Die Prüfanordnung besteht aus zwei mit dem Welleneingang einander zugewandten Generatoren mit 1,2 Megawatt (MW) und 2,08 MW Leistung, die über je eine Welle, Kupplungen und ein einstufiges Getriebe miteinander verbunden sind. Auf einer Balustrade an einer Seite der Halle stehen mehrere Umrichter, die in diesem Prüfstand produzierte Elektrizität in saubere und gleichmäßige Sinuskurven takten sollen. Denn nur so ist der unter schwankenden Windlasten sehr unregelmäßig erzeugte Strom aus Windenergieanlagen für das Stromnetz beziehungsweise am anderen Ende der Leitung für elektrische Maschinen brauchbar. Im branchenüblichen Fachenglisch „Generator Converter Laboratory“ oder kurz Ge-Co-Lab genannt, soll der Teststand das Zusammenspiel von Generator und Umrichtern in Voll- wie Teillast und in bisher nicht üblicher Tiefe erforschen helfen.

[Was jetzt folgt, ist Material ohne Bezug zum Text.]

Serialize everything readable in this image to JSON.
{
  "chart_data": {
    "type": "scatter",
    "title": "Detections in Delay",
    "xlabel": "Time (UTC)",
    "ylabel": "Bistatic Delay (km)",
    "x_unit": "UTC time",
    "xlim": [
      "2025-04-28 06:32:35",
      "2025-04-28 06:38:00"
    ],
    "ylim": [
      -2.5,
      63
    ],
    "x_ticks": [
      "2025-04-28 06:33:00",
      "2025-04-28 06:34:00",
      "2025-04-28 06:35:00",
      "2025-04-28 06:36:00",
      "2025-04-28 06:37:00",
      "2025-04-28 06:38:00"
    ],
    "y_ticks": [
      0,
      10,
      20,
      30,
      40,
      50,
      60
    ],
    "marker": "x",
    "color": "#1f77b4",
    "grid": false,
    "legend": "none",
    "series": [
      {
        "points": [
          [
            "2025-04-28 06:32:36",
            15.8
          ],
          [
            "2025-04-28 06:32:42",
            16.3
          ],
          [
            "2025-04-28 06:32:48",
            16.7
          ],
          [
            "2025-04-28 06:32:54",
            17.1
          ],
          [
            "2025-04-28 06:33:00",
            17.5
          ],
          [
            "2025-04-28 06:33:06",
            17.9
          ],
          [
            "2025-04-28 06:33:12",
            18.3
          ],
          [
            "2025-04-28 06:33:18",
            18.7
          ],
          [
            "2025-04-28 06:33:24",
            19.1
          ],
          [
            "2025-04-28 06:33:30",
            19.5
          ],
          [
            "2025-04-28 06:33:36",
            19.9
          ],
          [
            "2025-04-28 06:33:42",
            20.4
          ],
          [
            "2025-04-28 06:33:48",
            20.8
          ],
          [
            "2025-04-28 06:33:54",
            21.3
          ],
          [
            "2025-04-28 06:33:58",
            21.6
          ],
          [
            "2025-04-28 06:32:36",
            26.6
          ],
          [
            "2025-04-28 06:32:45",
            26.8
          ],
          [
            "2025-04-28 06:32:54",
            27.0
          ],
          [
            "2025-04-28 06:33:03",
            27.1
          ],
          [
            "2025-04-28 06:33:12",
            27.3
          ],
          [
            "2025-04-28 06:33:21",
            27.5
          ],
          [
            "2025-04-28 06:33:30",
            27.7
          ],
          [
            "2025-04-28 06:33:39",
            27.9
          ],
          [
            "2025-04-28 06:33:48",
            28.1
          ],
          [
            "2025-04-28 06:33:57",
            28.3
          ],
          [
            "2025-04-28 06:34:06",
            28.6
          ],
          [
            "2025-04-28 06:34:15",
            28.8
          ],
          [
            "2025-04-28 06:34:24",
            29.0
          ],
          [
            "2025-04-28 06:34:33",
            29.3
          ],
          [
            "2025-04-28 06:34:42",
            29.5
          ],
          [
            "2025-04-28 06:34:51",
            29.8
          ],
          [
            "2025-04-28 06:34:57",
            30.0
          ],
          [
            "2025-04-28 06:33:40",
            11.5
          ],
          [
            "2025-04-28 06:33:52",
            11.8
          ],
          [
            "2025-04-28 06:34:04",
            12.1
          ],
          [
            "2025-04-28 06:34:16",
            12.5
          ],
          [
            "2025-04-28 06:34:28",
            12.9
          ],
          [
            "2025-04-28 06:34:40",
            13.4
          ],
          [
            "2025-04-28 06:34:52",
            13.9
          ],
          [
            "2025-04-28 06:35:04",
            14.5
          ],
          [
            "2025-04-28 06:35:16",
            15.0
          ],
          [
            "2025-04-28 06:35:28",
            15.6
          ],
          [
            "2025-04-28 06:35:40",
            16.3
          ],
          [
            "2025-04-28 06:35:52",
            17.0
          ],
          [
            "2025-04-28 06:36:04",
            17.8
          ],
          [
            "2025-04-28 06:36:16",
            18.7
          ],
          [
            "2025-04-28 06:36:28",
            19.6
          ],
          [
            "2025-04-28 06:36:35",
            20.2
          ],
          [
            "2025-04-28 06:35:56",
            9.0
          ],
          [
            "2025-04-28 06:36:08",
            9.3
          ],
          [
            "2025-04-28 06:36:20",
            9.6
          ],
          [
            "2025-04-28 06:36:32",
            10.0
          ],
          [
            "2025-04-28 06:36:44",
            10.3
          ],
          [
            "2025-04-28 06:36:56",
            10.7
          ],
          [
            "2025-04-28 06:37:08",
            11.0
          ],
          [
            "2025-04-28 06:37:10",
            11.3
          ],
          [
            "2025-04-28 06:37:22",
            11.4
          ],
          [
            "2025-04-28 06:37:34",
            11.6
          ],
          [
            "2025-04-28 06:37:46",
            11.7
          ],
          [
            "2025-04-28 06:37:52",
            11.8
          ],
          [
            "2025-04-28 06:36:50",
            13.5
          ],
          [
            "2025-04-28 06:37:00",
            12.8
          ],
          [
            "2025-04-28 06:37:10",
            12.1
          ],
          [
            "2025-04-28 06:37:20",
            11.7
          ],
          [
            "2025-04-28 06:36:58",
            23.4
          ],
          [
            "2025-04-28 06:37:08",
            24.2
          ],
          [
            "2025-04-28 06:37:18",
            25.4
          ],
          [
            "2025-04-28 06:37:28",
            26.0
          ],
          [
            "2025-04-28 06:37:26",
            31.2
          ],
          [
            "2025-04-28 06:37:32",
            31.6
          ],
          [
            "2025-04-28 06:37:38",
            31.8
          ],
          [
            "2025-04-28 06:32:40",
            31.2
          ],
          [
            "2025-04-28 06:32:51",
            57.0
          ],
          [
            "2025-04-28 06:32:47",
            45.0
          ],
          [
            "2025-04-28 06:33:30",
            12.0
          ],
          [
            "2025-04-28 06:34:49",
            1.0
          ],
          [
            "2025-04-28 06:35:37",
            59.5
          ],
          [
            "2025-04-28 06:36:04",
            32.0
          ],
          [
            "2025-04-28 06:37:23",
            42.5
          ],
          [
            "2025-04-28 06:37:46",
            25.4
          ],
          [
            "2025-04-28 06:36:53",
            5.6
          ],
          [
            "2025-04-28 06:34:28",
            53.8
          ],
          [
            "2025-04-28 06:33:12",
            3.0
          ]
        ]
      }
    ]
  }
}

Die Einrichtung war dem Bundeswirtschaftsministerium die fünf Millionen Euro Fördergeld des Bundes wert. Tatsächlich wird sie mit jedem Euro sowohl für die Windenergiebranche selbst als auch für das gesamte Stromerzeugungssystem der Bundesrepublik ein Vielfaches zurückbringen. Denn hier hat eine der ersten Teststände einer neuen Generation von Prüfeinrichtungen eröffnet, die mindestens mit dem Etikett 3.0, wenn nicht 4.0 gekennzeichnet werden müsste: Als fast schon überholt gelten die Teststände für Windenergiekomponenten der ersten Generation, die auf die bloße Entwicklung einer Komponente wie einem Getriebe, einem Generator oder einem Rotorblatt ausgerichtet waren. Die zweite Generation, die heute noch als fortschrittlich gilt, testet derzeit schon das Funktionieren und die Effizienz eines gesamten Triebstrangs – oder sie prüft beispielsweise die Werte jedes einzelnen Maschinenhaus, bevor es aus dem Werk in einen Meereswindpark hinausgeht, wo ungeplante Reparaturtermine besonders viel Aufwand und Kosten verursachen.

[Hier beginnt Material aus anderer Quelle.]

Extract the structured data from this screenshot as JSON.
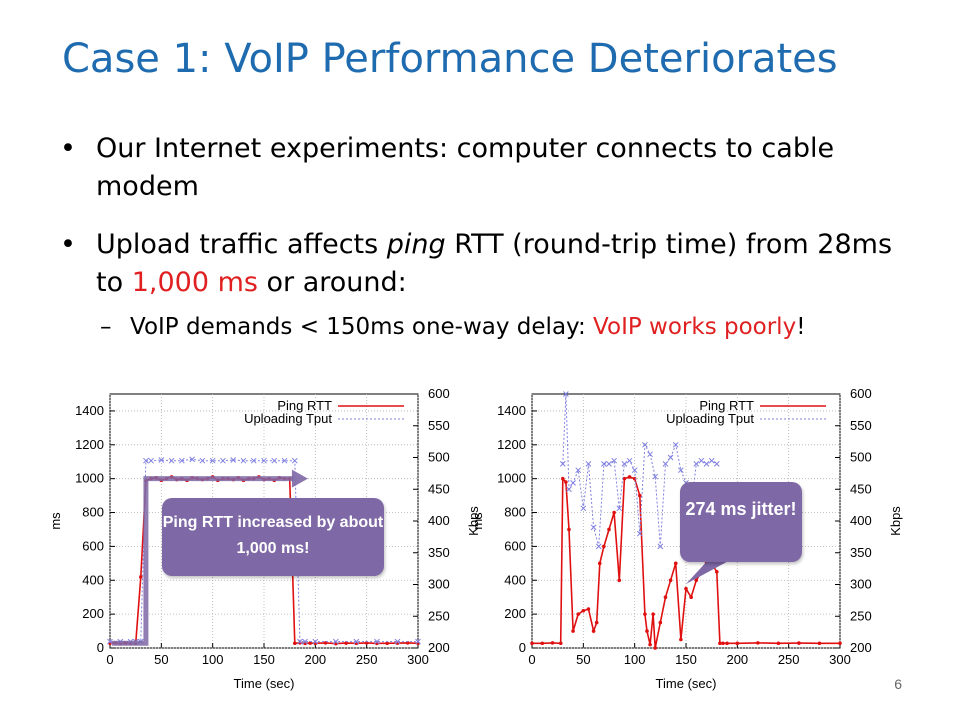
{
  "slide": {
    "title": "Case 1: VoIP Performance Deteriorates",
    "bullet1": "Our Internet experiments: computer connects to cable modem",
    "bullet2_a": "Upload traffic affects ",
    "bullet2_ping": "ping",
    "bullet2_b": " RTT (round-trip time) from 28ms to ",
    "bullet2_red": "1,000 ms",
    "bullet2_c": " or around:",
    "sub_a": "VoIP demands < 150ms one-way delay:  ",
    "sub_red": "VoIP works poorly",
    "sub_b": "!",
    "bullet_glyph": "•",
    "dash_glyph": "–",
    "page_number": "6",
    "callout_left": "Ping RTT increased by about 1,000 ms!",
    "callout_right": "274 ms jitter!"
  },
  "colors": {
    "title": "#1f6bb0",
    "accent_red": "#e02020",
    "callout": "#7e68a6",
    "rtt": "#e01010",
    "tput": "#8080e0"
  },
  "chart_data": [
    {
      "type": "line",
      "xlabel": "Time (sec)",
      "ylabel": "ms",
      "y2label": "Kbps",
      "xlim": [
        0,
        300
      ],
      "ylim": [
        0,
        1500
      ],
      "y2lim": [
        200,
        600
      ],
      "xticks": [
        0,
        50,
        100,
        150,
        200,
        250,
        300
      ],
      "yticks": [
        0,
        200,
        400,
        600,
        800,
        1000,
        1200,
        1400
      ],
      "y2ticks": [
        200,
        250,
        300,
        350,
        400,
        450,
        500,
        550,
        600
      ],
      "series": [
        {
          "name": "Ping RTT",
          "axis": "left",
          "x": [
            0,
            5,
            10,
            15,
            20,
            25,
            30,
            35,
            40,
            45,
            50,
            55,
            60,
            65,
            70,
            75,
            80,
            85,
            90,
            95,
            100,
            105,
            110,
            115,
            120,
            125,
            130,
            135,
            140,
            145,
            150,
            155,
            160,
            165,
            170,
            175,
            180,
            185,
            190,
            195,
            200,
            210,
            220,
            230,
            240,
            250,
            260,
            270,
            280,
            290,
            300
          ],
          "y": [
            28,
            30,
            26,
            29,
            28,
            27,
            420,
            990,
            1000,
            1005,
            990,
            1000,
            1010,
            995,
            1000,
            990,
            1005,
            1000,
            995,
            1000,
            1010,
            990,
            1000,
            1000,
            995,
            1005,
            990,
            1000,
            1000,
            1010,
            995,
            1000,
            990,
            1005,
            1000,
            1000,
            28,
            30,
            27,
            29,
            28,
            30,
            26,
            29,
            28,
            30,
            27,
            28,
            29,
            30,
            28
          ]
        },
        {
          "name": "Uploading Tput",
          "axis": "right",
          "x": [
            0,
            10,
            20,
            25,
            30,
            35,
            40,
            50,
            60,
            70,
            80,
            90,
            100,
            110,
            120,
            130,
            140,
            150,
            160,
            170,
            180,
            185,
            190,
            200,
            220,
            240,
            260,
            280,
            300
          ],
          "y": [
            210,
            210,
            210,
            210,
            210,
            495,
            495,
            496,
            495,
            495,
            497,
            495,
            495,
            495,
            496,
            495,
            495,
            495,
            495,
            495,
            495,
            210,
            210,
            210,
            210,
            210,
            210,
            210,
            210
          ]
        }
      ]
    },
    {
      "type": "line",
      "xlabel": "Time (sec)",
      "ylabel": "ms",
      "y2label": "Kbps",
      "xlim": [
        0,
        300
      ],
      "ylim": [
        0,
        1500
      ],
      "y2lim": [
        200,
        600
      ],
      "xticks": [
        0,
        50,
        100,
        150,
        200,
        250,
        300
      ],
      "yticks": [
        0,
        200,
        400,
        600,
        800,
        1000,
        1200,
        1400
      ],
      "y2ticks": [
        200,
        250,
        300,
        350,
        400,
        450,
        500,
        550,
        600
      ],
      "series": [
        {
          "name": "Ping RTT",
          "axis": "left",
          "x": [
            0,
            10,
            20,
            28,
            30,
            33,
            36,
            40,
            45,
            50,
            55,
            60,
            63,
            66,
            70,
            75,
            80,
            85,
            90,
            95,
            100,
            105,
            110,
            112,
            115,
            118,
            120,
            125,
            130,
            135,
            140,
            145,
            150,
            155,
            160,
            165,
            170,
            175,
            180,
            183,
            186,
            190,
            200,
            220,
            240,
            260,
            280,
            300
          ],
          "y": [
            28,
            28,
            30,
            28,
            1000,
            980,
            700,
            100,
            200,
            220,
            230,
            100,
            150,
            500,
            600,
            700,
            800,
            400,
            1000,
            1010,
            1000,
            900,
            200,
            100,
            20,
            200,
            0,
            150,
            300,
            400,
            500,
            50,
            350,
            300,
            400,
            450,
            500,
            500,
            450,
            28,
            28,
            28,
            28,
            30,
            28,
            29,
            28,
            28
          ]
        },
        {
          "name": "Uploading Tput",
          "axis": "right",
          "x": [
            30,
            33,
            36,
            40,
            45,
            50,
            55,
            60,
            65,
            70,
            75,
            80,
            85,
            90,
            95,
            100,
            105,
            110,
            115,
            120,
            125,
            130,
            135,
            140,
            145,
            150,
            155,
            160,
            165,
            170,
            175,
            180
          ],
          "y": [
            490,
            600,
            450,
            460,
            480,
            420,
            490,
            390,
            360,
            490,
            490,
            495,
            420,
            490,
            495,
            480,
            380,
            520,
            505,
            470,
            360,
            490,
            500,
            520,
            480,
            460,
            420,
            490,
            495,
            490,
            495,
            490
          ]
        }
      ]
    }
  ]
}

Spielen für die Wissenschaft
Das GeCoLab hingegen ist ein Teststand zum Spielen für die Wissenschaft – in jeder Hinsicht. Hier können die hannoverschen Forscher des Instituts für Antriebssysteme und Leistungselektronik nämlich viel mehr als die üblichen Belastungstests für Komponenten mit Spitzen- oder Dauerlasten fahren. Sie tasten mit Hunderten Sensoren und elektronischen Messwert-Kanäle alles ab, was sich bei kleinsten Veränderungen in den Komponenten oder in der Fahrweise bei Stromqualität, Drehmoment, Temperaturen, Vibrationen oder beispielsweise Leistung verändert. Sie können neue Effizienzen für die Branche in Angriff nehmen: Während Generatoren schon heute mit 97 bis 98 Prozent sämtliche durch das Drehmoment aus dem Getriebe in sie eingebrachte Energie auch in Strom umsetzen können, ist hier nicht mehr viel zu gewinnen.
Doch nun können die Forscher die gesamte Stromerzeugung der Windenergieanlagen als Erzeugung in einem Kraftwerk auf Effizienzreserven untersuchen: Wie lassen sich kostenentscheidende Massen und Gewichte der Komponenten deutlich reduzieren? Wie viele Umrichter-Einheiten sind notwendig und erfordern somit den Einsatz von mehr oder besser weniger der teuren Leistungselektronik-Schalter IGBT? Welche Leistungselektronik lässt sich mit verschiedenen Antriebskonzepten kombinieren?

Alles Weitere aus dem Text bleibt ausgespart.